地図は大きく飛んで1968-1973年(昭和43-48年)。
一番に目に付く大きな変化は南北に走る県道219号(浅田名古屋線)の存在だ。
元になる道はあったものの、曲がりくねっていて天白川に架かる橋の位置も違っていた。
浅田を起点に、名東区の社が丘とを結んでいる。
その他変わったところは南部の浅田平子地区で、丘陵地を開拓してあらたに工場が建った。今のトヨタの工場だろうか。

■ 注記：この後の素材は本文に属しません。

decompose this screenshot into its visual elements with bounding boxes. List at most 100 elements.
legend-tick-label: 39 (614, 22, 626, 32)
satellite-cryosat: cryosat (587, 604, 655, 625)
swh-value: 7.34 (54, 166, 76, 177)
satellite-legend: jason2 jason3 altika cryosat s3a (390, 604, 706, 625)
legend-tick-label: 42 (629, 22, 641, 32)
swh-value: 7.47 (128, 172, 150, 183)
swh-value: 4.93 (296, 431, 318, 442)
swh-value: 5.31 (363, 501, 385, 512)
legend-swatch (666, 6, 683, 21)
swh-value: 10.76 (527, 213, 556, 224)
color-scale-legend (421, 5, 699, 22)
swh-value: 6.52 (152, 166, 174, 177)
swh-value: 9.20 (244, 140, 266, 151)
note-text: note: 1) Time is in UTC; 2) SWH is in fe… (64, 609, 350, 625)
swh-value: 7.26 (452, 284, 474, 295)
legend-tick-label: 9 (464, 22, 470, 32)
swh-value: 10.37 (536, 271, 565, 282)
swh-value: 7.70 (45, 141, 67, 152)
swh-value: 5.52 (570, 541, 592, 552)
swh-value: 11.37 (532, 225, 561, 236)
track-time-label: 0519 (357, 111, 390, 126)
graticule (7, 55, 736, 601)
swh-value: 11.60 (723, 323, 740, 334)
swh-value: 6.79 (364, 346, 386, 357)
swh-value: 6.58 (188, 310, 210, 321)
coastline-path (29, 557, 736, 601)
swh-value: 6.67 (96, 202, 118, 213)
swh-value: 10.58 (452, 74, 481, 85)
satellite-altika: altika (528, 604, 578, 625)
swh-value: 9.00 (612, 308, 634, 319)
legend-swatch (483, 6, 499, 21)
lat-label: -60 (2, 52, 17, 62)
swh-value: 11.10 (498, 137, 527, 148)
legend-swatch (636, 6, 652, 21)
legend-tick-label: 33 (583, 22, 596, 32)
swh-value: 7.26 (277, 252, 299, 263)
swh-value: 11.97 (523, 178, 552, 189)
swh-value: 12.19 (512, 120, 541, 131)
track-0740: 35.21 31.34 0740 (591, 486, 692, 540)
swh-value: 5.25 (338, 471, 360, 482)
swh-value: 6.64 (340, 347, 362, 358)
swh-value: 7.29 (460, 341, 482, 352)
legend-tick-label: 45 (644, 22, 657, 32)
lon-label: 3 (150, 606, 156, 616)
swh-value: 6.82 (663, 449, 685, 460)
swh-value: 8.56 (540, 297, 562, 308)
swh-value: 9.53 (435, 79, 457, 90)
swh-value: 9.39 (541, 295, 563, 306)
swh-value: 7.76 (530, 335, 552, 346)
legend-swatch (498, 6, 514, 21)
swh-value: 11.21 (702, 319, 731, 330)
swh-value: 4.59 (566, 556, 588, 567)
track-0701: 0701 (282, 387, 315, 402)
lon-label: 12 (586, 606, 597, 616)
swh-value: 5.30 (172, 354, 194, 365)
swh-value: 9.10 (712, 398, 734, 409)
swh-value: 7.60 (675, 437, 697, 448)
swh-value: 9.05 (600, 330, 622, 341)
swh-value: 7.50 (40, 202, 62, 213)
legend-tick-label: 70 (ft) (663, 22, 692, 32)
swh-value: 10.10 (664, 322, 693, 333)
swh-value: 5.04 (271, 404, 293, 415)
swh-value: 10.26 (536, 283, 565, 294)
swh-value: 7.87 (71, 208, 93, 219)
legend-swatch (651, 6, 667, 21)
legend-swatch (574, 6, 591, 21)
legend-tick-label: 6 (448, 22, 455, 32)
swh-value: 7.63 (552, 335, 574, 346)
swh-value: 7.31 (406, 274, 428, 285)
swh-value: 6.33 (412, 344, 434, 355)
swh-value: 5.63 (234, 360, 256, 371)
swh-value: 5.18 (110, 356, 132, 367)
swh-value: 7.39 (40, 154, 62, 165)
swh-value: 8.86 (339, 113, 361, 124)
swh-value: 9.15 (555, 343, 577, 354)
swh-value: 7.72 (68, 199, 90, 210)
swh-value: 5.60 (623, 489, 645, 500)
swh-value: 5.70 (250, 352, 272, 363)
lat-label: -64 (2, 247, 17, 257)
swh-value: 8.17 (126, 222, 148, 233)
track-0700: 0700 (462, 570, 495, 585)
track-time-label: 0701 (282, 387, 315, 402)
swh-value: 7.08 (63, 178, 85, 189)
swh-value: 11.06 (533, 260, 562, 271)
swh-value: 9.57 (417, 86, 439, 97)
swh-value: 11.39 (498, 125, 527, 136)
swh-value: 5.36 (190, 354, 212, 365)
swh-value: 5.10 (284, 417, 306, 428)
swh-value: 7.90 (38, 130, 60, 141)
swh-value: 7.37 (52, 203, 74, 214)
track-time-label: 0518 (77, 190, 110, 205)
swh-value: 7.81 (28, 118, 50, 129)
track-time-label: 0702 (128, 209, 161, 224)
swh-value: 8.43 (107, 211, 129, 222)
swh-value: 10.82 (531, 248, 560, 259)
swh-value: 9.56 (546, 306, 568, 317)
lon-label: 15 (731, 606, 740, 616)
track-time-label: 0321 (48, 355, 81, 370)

この後、かつての浅田村集落を中心に家がだんだん増えていく。
更に大きな変化があったのは、地下鉄鶴舞線の開通だ。
1977年(昭和52年)に開通した路線で、集落の中心からはだいぶ離れた南に赤池駅(地図)ができた(1978年)。
1999年(昭和54年)には名鉄豊田新線との相互乗り入れが始まり、赤池や浅田一体はベッドタウンとしての性格を強めていくことになる。
今昔マップの1992-1996年(平成4-8年)時点でもけっこう発展したことが分かる。
それでも、浅田集落北部の天白川左岸は今でもけっこう田んぼが残っている。
余談を少し。
地下鉄鶴舞線「赤池駅」の東に、地下鉄車両の整備点検をする名古屋市交通局日進工場があり、その一角に「レトロでんしゃ館」という施設がある。
かつて名古屋市内を走っていた市電の1400形、3000形、2000形と、地下鉄100形が展示保存されている。
市電はさすがに覚えがないのだけど、地下鉄100形は地下鉄東山線を走っていたので覚えている。
菜種色の車両で、黄電などと呼ばれていた。
どこかへ出かけるときに何度か乗ったくらいだけど、東山線は地下鉄といいながら藤が丘駅から一社駅の手前までは高架なので、子供の頃に姿はよく見ていた。
エアコンがなかったから、夏場の通勤通学のラッシュ時間は地獄だったと思う。
当時はまだ熱中症などという言葉はなかったけど、倒れたりした人もいたはずだ。
そんなレトロでんしゃ館はちょっと面白いので近くまで行ったときは立ち寄ってみてください。もちろん無料です。
何もなさそうで何かありそうな浅田
浅田の八剱社がいつ頃創建されたかについて推測するのは難しいというのが結論ともいえない結論なのだけど、いろいろな要素が入り交じっていることは分かる。
八幡として創建されたのであれば鎌倉時代以降だろうし、集落の誕生とともにできたのなら奈良時代まで遡るかもしれない。
そうなると、最初はどんな神を祀るどんな名前の神社だったのかはまったく不明ということになる。
八剱が祀られるようになって八幡が消えていった経緯についてもよく分からない。
土地の支配者の交代に伴うものなのか、村人たちの選択だったのか。
八剱を名乗りながら神明造で十六葉菊を神紋としていることは矛盾なく成立しているのだろうか。
江戸時代を通じて建中寺が支配していたというのも引っ掛かる点のひとつだ。
なかなか興味深く面白い神社だと思う。
何か思いがけない歴史を秘めているような感じもする。